# automatic mk2 golf 1.8L 8V - mods - where to start



## kt883 (Nov 23, 2007)

just bought a automatic mk2 golf and it seems a little underpowered as my last two cars were 3.1L and 3.8L. The stock exhaust seems a little narrow and id like to replace it. Not looking for nething loud or very expensive, just something better than the stock pinner exhaust. Thinking of getting a k&n air filter, but that might be a while b/c the one thats in there now looks fairly new and i think its a fram so i dont know if there would be much point in getting the k&n. Any other mods that i can do to increase power? Mainly low end. Please include approx. prices. Also does the curtesy light come on when you open the door b/c mine doesnt and im pretty sure all fuses are good.


----------



## eurowner (Jan 26, 2002)

Make sure that all your fluids are replaced with synthetic if pissible. Bosch cap & rotor, plugs-Copper [platminumirdidum plugs make the older VWs run like ass, wires, fuel filter, K&N is fine.
Techtonics Tunning exhaust system from the cat back will be a great start, see if you have a dual outlet exhaust manifold & down pipe-if not get them. Then you can add a cam.


----------



## SimonH (May 28, 2000)

*Re: (eurowner)*

Well, don't expect too much with it being an automatic tranny. Dual outlet exhaust will help a few hp's and maybe a cam for a few more hp's. A better flowing exhaust for a few more hp's. You could sink about US$500-$700 in parts for doing these three. KN filter will not give noticeable hp gain, in my opinion. Yes, the courtesy light should come on when you open the door. Perhaps the bulb is gone?

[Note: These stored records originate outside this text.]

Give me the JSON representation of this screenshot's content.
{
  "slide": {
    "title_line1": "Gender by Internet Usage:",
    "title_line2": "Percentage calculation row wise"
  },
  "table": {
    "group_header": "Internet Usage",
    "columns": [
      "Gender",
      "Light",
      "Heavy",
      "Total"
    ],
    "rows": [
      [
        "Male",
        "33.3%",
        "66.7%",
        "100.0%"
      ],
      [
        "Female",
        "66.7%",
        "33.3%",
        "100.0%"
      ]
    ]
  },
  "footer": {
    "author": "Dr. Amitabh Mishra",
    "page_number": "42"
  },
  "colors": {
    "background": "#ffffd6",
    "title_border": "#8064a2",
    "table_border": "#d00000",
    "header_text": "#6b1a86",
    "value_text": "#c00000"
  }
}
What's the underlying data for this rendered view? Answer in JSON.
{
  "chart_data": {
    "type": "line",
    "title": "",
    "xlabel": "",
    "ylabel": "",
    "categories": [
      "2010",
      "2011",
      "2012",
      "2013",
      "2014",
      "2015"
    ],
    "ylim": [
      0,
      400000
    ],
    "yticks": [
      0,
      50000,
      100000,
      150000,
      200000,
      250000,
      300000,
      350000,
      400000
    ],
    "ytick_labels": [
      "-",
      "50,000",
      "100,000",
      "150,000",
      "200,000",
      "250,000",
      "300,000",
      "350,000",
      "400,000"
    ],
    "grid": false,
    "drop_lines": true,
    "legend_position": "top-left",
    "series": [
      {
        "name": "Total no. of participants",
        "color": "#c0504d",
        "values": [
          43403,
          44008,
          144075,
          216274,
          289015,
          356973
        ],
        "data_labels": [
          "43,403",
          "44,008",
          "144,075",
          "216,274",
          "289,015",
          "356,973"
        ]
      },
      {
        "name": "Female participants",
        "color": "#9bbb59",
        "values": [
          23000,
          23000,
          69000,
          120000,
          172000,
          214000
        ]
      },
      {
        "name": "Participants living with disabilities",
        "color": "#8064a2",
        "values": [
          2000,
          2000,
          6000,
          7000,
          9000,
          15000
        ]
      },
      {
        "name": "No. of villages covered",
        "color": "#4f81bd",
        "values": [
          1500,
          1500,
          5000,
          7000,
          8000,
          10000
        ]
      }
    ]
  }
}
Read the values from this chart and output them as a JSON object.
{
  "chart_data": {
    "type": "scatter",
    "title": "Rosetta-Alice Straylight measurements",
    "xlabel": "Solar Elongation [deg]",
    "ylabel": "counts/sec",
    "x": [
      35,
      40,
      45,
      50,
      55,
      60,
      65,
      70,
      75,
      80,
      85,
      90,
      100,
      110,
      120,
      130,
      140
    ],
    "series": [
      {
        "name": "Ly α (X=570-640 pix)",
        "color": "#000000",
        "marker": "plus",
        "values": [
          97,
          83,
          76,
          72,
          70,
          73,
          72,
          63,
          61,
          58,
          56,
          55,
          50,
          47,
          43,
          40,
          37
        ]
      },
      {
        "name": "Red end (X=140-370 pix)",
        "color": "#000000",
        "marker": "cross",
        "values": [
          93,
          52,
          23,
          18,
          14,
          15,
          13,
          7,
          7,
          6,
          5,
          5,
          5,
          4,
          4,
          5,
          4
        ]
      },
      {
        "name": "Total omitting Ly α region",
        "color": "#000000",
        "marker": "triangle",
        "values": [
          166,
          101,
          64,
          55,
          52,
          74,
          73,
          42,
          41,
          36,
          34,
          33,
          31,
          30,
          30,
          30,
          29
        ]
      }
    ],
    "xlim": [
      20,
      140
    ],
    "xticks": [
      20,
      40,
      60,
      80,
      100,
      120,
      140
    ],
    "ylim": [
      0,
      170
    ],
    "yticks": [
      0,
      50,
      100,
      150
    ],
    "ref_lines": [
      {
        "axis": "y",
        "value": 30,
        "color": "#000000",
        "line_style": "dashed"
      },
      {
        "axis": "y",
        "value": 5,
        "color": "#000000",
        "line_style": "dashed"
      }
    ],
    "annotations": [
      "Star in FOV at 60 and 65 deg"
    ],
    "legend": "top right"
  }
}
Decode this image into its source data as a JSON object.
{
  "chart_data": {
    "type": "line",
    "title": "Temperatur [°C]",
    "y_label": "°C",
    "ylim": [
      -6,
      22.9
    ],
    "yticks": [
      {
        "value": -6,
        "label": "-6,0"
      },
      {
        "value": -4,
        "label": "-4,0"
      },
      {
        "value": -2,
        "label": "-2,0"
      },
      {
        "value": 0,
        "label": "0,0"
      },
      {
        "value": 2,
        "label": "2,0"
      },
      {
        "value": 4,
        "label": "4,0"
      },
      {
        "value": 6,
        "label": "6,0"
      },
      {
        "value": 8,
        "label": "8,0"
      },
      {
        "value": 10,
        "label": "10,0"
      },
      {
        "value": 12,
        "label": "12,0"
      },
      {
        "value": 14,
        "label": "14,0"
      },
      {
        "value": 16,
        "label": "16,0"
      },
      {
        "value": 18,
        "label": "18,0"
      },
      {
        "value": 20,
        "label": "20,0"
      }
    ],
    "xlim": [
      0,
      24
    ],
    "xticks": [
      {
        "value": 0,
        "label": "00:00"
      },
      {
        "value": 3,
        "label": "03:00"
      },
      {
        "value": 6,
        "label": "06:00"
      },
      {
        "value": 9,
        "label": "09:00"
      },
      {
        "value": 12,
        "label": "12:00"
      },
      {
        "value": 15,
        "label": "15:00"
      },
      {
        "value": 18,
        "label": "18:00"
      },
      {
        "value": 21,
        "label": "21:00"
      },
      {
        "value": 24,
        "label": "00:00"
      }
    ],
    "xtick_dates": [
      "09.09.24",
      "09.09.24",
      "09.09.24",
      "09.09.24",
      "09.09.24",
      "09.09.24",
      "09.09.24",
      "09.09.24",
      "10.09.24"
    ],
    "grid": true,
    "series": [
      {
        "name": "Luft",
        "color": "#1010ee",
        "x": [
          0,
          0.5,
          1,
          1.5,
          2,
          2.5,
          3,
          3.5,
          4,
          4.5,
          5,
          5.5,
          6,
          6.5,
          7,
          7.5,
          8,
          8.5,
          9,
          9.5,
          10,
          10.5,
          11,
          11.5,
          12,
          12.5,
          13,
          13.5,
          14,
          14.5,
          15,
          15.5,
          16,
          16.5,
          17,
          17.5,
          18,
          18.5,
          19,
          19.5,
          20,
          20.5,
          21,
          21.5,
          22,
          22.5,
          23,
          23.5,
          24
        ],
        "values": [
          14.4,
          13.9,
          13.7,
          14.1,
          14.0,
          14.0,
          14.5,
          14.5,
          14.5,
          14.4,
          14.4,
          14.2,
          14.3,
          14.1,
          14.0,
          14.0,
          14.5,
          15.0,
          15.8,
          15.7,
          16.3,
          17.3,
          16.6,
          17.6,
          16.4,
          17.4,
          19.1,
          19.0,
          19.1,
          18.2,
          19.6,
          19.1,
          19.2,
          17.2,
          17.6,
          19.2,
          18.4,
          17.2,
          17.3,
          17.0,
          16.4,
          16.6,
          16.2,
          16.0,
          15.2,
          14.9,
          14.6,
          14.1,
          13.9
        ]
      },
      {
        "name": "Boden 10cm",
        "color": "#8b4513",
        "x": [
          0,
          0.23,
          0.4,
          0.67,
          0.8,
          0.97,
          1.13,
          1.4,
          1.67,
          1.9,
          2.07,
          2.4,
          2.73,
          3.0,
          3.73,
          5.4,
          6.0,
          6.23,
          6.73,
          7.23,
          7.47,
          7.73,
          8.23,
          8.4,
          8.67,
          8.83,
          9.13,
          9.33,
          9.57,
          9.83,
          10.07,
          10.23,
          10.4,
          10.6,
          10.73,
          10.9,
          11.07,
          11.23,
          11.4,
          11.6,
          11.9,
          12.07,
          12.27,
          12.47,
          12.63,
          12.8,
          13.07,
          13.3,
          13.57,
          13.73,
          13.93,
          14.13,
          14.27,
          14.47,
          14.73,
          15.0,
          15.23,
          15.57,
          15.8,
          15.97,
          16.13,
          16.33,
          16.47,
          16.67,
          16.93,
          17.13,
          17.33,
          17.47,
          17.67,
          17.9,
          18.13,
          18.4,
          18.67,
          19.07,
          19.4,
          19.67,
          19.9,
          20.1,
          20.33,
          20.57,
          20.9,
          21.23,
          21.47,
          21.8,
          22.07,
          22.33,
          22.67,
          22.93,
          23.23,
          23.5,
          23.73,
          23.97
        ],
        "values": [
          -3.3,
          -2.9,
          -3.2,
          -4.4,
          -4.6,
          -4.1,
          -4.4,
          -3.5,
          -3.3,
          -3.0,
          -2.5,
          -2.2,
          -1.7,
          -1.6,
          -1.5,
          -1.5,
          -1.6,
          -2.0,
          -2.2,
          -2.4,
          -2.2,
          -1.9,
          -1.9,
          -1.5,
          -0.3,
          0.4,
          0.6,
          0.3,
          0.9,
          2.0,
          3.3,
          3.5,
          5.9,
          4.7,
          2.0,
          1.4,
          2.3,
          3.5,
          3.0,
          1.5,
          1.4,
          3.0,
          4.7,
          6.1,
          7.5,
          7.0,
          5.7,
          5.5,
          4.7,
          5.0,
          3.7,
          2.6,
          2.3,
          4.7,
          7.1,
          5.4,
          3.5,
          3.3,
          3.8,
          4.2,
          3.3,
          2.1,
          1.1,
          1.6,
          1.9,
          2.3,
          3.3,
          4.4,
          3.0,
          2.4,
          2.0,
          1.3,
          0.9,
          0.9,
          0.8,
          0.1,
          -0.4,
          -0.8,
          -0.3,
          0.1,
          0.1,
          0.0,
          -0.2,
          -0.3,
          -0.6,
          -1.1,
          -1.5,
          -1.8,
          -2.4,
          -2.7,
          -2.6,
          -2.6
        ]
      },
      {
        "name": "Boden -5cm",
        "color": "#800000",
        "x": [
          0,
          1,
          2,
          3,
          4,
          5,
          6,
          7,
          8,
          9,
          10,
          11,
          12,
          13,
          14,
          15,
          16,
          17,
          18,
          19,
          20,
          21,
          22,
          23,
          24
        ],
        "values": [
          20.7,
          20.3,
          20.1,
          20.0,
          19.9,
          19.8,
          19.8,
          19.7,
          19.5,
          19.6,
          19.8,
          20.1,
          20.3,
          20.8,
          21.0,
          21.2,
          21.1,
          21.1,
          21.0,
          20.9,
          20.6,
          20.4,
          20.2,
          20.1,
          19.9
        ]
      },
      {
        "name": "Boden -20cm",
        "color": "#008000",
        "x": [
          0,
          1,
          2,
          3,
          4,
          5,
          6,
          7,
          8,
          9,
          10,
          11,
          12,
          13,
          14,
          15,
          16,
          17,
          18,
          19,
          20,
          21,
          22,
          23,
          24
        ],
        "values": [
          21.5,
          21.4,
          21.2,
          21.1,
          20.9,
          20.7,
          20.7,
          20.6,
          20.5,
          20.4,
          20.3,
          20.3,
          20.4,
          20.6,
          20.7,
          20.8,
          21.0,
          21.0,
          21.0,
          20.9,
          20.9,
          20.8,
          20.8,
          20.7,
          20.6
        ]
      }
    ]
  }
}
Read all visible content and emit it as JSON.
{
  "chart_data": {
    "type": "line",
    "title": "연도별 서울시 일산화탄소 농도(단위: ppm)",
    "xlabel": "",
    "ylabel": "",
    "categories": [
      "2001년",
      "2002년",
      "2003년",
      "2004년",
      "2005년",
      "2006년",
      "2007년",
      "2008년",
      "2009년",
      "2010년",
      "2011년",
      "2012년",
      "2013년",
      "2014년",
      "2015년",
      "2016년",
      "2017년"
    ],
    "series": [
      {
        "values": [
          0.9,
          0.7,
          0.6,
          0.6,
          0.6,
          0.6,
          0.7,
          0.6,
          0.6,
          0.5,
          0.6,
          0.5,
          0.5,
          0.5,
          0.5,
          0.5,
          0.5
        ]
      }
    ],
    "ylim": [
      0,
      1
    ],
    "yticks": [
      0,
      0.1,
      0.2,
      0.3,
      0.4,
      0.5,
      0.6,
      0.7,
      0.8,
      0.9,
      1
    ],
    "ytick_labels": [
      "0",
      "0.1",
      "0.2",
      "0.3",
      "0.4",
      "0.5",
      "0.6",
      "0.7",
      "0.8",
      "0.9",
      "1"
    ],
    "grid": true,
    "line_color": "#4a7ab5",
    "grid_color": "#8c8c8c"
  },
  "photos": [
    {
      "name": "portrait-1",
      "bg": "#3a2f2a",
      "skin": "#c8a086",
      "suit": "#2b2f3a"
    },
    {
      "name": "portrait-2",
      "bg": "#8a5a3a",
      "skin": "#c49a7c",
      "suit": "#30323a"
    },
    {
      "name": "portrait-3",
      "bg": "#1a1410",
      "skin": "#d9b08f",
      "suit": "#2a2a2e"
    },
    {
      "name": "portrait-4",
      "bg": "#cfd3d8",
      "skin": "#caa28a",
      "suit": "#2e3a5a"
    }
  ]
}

_Modified by SimonH at 12:46 PM 12-1-2007_


----------



## kt883 (Nov 23, 2007)

I just want enough power to get out of a tight situation/pass ppl. I expect any huge power increases or anything. Just wanna know what kind of a difference a better exhaust system will make
my mistake the curtesylight does come on. 


_Modified by kt883 at 1:39 PM 12-1-2007_


----------



## eurowner (Jan 26, 2002)

*Re: (kt883)*


_Quote, originally posted by *kt883* »_I just want enough power to get out of a tight situation/pass ppl. I expect any huge power increases or anything. Just wanna know what kind of a difference a better exhaust system will make



_Quote, originally posted by *eurowner* »_Make sure that all your fluids are replaced with synthetic if pissible. Bosch cap & rotor, plugs-Copper [platminumirdidum plugs make the older VWs run like ass, wires, fuel filter, K&N is fine.
Techtonics Tunning exhaust system from the cat back will be a great start, see if you have a dual outlet exhaust manifold & down pipe-if not get them. Then you can add a cam.


_Quote, originally posted by *SimonH* »_Dual outlet exhaust will help a few hp's and maybe a cam for a few more hp's. A better flowing exhaust for a few more hp's. You could sink about US$500-$700 in parts for doing these three. KN filter will not give noticeable hp gain, in my opinion.


----------



## reemis (Mar 22, 2005)

*Re: automatic mk2 golf 1.8L 8V - mods - where to start (kt883)*

trade it in for mk3 jetta manuel, that should help with power issues .


----------



## dubbernutter (Feb 23, 2003)

*Re: automatic mk2 golf 1.8L 8V - mods - where to start (reemis)*

Convert to manual.
Should reap better mpg, plus it may actually feel more powerful.
Thats what i've experienced.
Autos really stink in the mk2s.


----------



## kt883 (Nov 23, 2007)

looks like ill just have to stick it out in the golf till i got money for a newer car. Im in school right now so that may be a while


----------



## Mr Black (Jan 20, 2002)

*Re: (kt883)*

I'll echo what eveyrone else has said... mild cam (Autotech 270) and 4-2 OEM manifold and downpipe will help. You'll need the matching cat or you'll have to modify the dual downpipe for an 02 sensor bung.
Exhaust wise.... you could try using Bosal OEM 16v system, which is probably quiet but won't give a big power boost, or step up to a Brospeed which is a beautiful (stainless) system but a bit louder. Not as loud as a Techtonics or Eurosport. But really, th exhaust itself MIGHT give you 5 whp, and thru an automatic that's not going to change your life. 
To be honest.... tranny swap really is the way to go







Get a nice ACN wide ratio box out of an early Mk2 if you like wide gears for cruising, or an AUG from a later Mk2 if you like shorter gears and slightly zippier acceleration. Or have the best of all worlds, AUG with a taller ACN 5th gear.


----------